Tom Kha Gai (Thai Coconut Chicken Soup)

Background Info: Tom Kha Gai is a classic Thai soup known for its rich, creamy, and bold flavor profile. It combines coconut milk, herbs, and tender chicken in a broth that’s both soothing and vibrant in flavor.

Ingredients:

  • 400ml coconut milk
  • 200ml water or chicken stock
  • 250g chicken breast or thigh (thinly sliced)
  • 2 stalks lemongrass (cut into 2-inch pieces, smashed)
  • 4 slices galangal (or ginger if unavailable)
  • 3 kaffir lime leaves (torn)
  • 150g mushrooms (straw mushrooms or button mushrooms, halved)
  • 3–4 Thai bird’s eye chilies (smashed — adjust for spice level)
  • 2 tbsp fish sauce
  • 1 tbsp lime juice (to taste)
  • 1 tsp palm sugar (or brown sugar)
  • Fresh coriander (for garnish)

Optional Garnishes:

  • Coriander leaves
  • Extra lime wedges
  • Sliced red chili

Instructions:

In a medium pot, bring coconut milk + water/stock to a gentle boil over medium heat.
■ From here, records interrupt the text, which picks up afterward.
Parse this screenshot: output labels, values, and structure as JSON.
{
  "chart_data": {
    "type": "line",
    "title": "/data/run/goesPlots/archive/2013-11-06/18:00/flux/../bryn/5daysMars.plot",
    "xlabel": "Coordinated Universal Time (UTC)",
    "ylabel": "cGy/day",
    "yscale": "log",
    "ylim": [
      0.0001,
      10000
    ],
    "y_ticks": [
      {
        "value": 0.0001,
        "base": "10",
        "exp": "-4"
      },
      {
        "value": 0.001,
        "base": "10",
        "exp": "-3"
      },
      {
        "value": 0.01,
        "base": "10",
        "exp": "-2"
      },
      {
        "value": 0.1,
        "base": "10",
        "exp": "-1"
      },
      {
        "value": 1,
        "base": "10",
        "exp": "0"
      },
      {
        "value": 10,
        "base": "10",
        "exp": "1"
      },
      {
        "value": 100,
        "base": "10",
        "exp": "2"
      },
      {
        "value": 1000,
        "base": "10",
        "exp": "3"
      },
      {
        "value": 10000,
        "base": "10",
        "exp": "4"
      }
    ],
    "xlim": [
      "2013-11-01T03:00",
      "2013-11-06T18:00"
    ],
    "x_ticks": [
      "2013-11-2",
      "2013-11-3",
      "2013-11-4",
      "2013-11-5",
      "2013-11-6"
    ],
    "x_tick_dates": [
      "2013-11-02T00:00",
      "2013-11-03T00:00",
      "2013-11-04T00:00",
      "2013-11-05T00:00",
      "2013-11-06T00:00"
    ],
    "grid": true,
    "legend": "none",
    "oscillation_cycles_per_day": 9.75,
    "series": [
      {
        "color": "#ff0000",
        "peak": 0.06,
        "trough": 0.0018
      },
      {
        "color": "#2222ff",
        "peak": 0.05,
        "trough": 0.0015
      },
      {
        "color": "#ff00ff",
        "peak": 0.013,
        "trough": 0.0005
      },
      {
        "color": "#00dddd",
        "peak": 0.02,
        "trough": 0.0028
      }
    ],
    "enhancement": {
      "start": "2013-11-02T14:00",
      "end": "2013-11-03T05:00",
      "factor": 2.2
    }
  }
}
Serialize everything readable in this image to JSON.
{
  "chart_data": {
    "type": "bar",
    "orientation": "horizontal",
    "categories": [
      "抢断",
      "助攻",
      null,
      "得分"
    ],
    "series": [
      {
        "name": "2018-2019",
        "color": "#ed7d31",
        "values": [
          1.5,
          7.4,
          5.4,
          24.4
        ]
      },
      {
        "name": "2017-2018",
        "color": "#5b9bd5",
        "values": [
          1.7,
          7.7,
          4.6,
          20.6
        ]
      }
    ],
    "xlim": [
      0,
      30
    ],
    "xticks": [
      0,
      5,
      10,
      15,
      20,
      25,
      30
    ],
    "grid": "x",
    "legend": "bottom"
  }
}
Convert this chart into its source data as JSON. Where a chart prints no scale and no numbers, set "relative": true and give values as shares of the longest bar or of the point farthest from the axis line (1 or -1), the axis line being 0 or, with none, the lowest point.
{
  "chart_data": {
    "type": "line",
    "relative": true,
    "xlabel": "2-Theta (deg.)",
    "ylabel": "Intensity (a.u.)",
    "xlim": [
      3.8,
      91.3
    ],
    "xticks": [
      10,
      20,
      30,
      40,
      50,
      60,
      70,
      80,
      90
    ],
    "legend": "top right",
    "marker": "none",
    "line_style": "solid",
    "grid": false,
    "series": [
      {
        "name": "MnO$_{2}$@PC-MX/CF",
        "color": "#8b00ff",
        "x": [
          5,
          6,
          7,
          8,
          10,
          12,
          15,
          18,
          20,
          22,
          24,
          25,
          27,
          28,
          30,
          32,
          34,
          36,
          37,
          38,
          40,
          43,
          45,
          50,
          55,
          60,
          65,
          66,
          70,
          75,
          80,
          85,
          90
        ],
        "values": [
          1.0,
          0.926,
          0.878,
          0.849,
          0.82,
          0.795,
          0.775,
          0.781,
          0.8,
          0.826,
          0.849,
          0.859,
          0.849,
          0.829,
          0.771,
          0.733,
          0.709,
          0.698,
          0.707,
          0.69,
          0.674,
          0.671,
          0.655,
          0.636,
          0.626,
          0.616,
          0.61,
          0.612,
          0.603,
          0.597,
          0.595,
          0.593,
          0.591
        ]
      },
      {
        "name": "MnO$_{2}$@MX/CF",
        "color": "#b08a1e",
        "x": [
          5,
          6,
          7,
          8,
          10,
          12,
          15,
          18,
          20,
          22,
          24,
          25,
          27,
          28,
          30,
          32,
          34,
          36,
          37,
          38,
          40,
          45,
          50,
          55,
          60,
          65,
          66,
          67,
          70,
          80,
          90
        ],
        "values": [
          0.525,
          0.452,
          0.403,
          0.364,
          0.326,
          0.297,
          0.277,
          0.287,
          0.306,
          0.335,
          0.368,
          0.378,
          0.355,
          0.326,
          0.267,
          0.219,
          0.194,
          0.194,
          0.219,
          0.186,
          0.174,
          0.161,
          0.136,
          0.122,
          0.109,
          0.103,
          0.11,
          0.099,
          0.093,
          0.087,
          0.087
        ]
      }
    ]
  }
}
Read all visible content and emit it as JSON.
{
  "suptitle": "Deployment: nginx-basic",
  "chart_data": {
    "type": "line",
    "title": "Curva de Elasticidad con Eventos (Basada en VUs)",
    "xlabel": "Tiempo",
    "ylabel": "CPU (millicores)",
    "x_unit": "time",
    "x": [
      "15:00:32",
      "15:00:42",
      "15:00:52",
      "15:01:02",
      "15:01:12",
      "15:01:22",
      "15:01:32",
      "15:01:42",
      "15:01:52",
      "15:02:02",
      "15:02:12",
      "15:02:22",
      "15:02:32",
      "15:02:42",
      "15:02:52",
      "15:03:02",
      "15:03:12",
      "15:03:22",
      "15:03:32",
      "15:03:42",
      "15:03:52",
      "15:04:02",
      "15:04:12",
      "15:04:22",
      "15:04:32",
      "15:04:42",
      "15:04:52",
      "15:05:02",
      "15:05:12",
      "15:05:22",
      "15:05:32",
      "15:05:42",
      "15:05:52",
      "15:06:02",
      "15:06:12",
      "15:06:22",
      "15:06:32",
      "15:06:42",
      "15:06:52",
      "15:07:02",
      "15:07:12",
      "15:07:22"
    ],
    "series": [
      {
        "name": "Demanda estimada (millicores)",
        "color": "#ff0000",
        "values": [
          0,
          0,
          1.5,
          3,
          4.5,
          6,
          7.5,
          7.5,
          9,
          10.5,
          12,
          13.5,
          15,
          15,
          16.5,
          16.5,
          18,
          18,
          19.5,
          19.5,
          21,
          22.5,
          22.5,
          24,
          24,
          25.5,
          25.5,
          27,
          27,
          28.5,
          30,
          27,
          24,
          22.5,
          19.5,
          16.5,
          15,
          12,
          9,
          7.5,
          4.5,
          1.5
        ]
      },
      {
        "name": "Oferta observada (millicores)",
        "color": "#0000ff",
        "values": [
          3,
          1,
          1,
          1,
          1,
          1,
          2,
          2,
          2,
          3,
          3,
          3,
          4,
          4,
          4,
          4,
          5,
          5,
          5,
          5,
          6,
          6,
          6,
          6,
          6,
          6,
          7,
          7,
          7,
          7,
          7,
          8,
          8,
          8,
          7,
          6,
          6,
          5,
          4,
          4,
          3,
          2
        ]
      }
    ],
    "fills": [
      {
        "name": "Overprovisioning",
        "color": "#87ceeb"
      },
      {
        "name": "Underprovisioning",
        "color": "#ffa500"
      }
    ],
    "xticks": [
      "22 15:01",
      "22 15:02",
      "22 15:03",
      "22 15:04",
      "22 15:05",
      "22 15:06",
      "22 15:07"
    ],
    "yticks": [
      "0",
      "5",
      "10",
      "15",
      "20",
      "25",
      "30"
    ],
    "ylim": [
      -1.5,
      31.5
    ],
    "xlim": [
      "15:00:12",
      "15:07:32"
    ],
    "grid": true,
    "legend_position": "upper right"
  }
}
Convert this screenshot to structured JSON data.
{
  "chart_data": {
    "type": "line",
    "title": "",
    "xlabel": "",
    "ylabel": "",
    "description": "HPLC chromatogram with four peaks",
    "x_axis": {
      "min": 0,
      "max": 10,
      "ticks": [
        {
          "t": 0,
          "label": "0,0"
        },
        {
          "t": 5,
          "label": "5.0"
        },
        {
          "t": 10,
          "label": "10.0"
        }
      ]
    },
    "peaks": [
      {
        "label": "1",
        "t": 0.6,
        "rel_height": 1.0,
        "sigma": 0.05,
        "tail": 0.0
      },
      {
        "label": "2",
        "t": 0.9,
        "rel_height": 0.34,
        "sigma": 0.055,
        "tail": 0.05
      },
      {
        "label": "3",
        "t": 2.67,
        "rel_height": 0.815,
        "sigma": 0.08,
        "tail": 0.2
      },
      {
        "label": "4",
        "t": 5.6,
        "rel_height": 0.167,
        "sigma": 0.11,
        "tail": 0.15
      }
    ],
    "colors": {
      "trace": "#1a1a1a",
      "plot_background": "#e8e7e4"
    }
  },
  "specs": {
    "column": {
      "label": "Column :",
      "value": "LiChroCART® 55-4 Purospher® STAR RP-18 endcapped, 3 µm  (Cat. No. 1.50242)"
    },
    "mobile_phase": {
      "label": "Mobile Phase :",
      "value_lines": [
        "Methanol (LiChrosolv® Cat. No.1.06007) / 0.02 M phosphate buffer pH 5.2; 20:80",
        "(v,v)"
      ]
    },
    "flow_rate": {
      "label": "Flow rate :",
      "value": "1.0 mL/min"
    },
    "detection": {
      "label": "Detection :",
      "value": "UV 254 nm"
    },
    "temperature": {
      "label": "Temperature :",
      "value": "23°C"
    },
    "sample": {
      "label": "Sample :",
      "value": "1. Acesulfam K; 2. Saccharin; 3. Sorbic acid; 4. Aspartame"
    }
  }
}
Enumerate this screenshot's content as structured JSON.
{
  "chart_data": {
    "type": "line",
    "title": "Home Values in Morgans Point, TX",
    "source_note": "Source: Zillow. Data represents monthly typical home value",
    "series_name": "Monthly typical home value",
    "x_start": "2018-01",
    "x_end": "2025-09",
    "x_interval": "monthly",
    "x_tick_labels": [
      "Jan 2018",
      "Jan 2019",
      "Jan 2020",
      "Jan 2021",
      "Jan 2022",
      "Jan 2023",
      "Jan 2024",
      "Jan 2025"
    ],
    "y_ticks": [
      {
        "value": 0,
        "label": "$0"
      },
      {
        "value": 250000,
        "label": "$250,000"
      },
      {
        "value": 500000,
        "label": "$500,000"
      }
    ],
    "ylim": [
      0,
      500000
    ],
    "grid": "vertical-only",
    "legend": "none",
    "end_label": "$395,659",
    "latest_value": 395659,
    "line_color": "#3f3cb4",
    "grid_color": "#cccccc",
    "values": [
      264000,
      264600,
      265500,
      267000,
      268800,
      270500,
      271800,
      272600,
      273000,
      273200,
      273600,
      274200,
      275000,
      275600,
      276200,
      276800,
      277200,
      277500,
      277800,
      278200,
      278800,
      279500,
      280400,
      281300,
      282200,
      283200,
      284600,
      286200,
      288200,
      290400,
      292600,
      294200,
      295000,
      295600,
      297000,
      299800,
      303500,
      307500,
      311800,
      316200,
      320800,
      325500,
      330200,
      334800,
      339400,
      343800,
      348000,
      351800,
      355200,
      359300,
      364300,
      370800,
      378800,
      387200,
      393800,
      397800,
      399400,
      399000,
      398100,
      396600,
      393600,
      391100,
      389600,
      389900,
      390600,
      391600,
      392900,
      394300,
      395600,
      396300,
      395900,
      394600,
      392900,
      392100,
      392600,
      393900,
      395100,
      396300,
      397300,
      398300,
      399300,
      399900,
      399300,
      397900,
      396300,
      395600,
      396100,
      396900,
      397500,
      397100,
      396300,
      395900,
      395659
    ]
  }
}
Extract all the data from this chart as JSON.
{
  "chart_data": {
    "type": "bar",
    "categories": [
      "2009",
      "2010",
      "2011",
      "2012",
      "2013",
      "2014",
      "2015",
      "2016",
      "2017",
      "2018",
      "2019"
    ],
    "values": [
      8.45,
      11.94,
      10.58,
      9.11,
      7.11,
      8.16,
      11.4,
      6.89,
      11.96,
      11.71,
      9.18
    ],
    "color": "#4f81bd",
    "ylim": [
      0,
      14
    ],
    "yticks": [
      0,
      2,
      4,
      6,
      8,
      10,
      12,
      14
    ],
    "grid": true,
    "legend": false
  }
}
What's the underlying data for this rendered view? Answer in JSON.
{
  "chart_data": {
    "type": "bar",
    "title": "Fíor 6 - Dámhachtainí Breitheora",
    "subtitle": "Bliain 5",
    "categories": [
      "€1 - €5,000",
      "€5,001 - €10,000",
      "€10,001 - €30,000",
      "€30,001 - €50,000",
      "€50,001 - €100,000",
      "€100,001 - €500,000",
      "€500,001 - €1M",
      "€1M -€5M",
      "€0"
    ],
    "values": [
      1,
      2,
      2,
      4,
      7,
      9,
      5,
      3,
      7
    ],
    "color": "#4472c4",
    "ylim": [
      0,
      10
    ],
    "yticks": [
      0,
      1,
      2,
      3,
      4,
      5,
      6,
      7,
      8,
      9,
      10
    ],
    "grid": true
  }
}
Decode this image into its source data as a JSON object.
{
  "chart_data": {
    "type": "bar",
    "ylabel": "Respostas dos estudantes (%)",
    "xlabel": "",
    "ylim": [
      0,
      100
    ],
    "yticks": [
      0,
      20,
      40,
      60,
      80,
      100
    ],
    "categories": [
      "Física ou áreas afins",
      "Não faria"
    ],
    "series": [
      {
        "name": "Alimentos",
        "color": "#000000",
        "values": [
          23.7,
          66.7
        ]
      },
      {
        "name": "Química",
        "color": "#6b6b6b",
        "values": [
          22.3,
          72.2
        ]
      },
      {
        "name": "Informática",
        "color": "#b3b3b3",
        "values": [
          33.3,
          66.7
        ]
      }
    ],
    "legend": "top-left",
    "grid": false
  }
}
Add lemongrass, galangal, and kaffir lime leaves — simmer for 5–7 minutes to infuse flavors. Add chicken slices and cook gently until just done (~3–5 min). Stir in mushrooms and smashed chilies — simmer for another 2–3 minutes. Stir in fish sauce, palm sugar, and lime juice (start with 1 tbsp and adjust to taste). Taste and balance: it should be creamy, tangy, salty, and slightly sweet. Ladle into bowls, discarding big pieces of lemongrass and galangal if you like (they’re not usually eaten). Garnish with fresh coriander, extra chili slices, and a squeeze of lime.